Danica Hays, dean of UNLV’s College of Education, said she was proud of the work Lough has put into the program, calling it “something special for our community.”

Part of the thinking behind the UNLV program was also to create a pipeline for more diversity in the sport management field and its many tributaries. In the initial cohort at UNLV, nearly half of the students are women.

Women have been breaking barriers into jobs traditionally held my men, including the Miami Marlins in 2020 hiring Kim Ng as baseball’s first female general manager and the Philadelphia Eagles vice president of operations Catherine Raiche recently interviewing for the general manager job with the Vikings.

“Our program is informed by the things that are moving the industry forward,” Lough said. “There is a major need to improve the diversity of the sport industry and UNLV is one of the most diverse universities in the country, so we’re going to help with that problem. Diversity and inclusion will be woven into everything our students do.”

Tourism officials in Las Vegas have embarked on the “Greatest Arena on Earth” advertising campaign to help brand the city as a global leader in sporting events.

Last year, Las Vegas was awarded the 2024 Super Bowl, easily the biggest single sporting event America has to offer, and it’s likely Las Vegas will be awarded a college football national championship game and a college basketball Final Four at some point.

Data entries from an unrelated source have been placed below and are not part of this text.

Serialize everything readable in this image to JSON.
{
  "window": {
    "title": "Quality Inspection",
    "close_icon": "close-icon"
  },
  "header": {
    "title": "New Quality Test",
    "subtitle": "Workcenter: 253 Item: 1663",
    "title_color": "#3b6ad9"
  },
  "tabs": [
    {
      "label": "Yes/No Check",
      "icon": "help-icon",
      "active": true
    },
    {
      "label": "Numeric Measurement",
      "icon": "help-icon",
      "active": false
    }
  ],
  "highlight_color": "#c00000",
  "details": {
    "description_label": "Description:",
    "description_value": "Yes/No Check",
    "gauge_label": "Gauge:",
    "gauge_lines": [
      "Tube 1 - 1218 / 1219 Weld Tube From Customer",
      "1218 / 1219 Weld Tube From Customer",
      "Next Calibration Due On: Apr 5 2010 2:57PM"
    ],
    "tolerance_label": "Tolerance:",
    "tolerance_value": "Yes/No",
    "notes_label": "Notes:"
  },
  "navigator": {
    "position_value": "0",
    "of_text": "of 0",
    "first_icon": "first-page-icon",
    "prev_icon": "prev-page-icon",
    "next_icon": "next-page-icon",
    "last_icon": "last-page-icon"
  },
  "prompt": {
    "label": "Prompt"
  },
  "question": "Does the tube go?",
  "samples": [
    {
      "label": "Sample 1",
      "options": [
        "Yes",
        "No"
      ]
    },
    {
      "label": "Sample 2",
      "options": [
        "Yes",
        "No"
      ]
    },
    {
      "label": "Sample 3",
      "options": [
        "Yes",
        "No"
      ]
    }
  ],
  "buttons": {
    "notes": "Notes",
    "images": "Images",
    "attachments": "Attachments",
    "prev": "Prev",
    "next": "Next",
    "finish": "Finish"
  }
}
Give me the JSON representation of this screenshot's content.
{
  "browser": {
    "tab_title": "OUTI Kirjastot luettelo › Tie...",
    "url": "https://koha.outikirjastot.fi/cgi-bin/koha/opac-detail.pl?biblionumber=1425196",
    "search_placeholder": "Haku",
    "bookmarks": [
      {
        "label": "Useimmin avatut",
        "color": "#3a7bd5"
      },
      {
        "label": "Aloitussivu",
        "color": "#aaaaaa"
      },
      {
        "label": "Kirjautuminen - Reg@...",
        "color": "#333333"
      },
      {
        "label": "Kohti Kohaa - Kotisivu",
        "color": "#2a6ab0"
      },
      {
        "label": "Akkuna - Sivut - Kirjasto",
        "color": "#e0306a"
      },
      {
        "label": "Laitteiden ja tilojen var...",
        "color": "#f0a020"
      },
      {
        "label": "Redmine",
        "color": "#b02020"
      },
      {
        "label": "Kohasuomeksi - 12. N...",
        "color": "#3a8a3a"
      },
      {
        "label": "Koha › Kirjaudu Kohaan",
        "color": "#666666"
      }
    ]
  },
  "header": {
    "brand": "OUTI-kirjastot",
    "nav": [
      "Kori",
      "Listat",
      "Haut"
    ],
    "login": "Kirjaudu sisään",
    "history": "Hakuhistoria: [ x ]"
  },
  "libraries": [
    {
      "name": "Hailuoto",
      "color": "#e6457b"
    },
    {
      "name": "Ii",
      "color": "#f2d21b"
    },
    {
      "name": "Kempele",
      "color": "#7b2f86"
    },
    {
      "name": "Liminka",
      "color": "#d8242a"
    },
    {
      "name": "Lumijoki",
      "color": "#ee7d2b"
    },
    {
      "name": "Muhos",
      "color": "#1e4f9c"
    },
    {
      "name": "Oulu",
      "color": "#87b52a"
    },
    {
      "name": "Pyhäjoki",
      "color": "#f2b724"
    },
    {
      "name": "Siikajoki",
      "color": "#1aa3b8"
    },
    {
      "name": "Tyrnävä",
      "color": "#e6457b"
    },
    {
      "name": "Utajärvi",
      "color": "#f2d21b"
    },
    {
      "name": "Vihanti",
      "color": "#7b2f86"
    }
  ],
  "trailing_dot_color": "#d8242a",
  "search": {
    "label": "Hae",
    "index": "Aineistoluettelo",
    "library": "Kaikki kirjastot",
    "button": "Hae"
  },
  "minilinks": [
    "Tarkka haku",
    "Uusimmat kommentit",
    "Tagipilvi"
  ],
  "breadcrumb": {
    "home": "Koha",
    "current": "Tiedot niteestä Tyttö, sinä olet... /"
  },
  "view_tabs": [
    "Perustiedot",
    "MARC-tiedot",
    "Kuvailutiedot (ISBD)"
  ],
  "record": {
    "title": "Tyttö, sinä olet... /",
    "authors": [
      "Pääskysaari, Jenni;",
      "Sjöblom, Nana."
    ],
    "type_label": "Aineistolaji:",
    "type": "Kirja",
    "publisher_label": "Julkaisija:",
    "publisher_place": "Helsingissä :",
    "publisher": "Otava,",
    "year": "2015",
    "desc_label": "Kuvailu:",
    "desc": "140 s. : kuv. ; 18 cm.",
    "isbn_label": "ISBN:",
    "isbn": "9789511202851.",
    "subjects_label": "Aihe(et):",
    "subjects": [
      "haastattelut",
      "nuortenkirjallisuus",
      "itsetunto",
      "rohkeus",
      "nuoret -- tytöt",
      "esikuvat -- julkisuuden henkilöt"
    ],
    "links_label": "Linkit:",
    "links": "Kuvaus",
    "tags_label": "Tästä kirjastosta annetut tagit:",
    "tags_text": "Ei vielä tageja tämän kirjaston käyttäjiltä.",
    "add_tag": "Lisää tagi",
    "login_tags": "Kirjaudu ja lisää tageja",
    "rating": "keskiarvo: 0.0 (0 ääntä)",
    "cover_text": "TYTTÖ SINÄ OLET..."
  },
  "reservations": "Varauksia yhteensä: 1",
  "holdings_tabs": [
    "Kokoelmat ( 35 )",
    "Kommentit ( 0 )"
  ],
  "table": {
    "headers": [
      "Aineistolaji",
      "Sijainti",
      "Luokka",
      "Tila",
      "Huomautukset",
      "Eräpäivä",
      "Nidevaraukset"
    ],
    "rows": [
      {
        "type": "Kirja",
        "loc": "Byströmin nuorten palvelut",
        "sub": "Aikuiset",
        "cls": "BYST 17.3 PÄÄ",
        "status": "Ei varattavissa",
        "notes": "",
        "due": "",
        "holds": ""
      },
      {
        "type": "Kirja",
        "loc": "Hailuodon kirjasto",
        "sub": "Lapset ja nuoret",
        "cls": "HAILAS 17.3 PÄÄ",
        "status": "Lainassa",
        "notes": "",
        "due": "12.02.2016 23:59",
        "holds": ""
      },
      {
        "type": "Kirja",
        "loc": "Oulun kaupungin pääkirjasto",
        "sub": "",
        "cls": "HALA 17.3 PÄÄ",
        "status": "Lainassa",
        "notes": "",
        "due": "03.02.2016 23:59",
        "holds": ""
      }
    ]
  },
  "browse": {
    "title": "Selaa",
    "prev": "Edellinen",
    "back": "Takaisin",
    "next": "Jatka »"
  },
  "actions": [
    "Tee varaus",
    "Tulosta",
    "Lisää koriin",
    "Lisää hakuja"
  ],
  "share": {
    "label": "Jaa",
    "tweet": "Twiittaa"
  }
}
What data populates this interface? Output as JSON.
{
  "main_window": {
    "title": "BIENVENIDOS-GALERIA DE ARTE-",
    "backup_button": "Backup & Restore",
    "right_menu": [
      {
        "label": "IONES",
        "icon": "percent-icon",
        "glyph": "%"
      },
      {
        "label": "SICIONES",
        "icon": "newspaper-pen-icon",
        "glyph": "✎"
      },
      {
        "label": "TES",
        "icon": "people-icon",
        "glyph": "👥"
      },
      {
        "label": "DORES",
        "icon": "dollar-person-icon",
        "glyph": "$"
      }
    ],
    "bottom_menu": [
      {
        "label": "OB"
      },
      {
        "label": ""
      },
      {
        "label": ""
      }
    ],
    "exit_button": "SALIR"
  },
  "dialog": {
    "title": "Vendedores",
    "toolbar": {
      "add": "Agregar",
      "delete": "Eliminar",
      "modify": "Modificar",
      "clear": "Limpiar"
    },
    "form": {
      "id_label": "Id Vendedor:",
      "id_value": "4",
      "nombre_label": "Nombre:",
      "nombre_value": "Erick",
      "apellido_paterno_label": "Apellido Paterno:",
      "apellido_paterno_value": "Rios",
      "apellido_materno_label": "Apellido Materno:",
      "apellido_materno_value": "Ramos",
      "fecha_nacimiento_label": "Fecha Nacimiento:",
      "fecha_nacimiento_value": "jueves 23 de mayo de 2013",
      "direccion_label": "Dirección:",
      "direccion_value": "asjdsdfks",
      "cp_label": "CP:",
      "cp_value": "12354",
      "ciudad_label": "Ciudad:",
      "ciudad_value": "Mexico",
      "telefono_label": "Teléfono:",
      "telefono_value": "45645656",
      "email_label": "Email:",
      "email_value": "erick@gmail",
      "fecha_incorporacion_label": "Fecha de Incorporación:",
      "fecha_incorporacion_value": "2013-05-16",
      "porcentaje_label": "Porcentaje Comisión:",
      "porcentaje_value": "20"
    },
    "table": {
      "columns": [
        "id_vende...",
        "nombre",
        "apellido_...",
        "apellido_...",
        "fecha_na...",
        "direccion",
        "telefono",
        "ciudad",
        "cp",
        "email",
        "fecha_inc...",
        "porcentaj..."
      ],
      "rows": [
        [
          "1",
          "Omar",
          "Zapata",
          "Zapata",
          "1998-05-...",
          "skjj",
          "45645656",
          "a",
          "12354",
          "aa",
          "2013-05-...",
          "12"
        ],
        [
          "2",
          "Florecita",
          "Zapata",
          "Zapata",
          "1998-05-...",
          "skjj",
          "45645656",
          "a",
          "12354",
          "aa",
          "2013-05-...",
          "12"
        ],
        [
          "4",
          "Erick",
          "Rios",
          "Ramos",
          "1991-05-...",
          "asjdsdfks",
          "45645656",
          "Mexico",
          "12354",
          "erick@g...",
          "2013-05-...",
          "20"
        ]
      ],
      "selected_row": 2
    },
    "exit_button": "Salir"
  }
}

And when the events come, they will be greeted by a workforce that mastered their craft in the UNLV program.

“There is no program like this program I’m building here at UNLV,” Lough said. “We’re going to grow. This city, collectively, has the intention of becoming the global intellectual capital for sport and entertainment. We’ve long been the entertainment capital of the world, but now we’re adding sport to the equation, and we have a world-class university behind it.”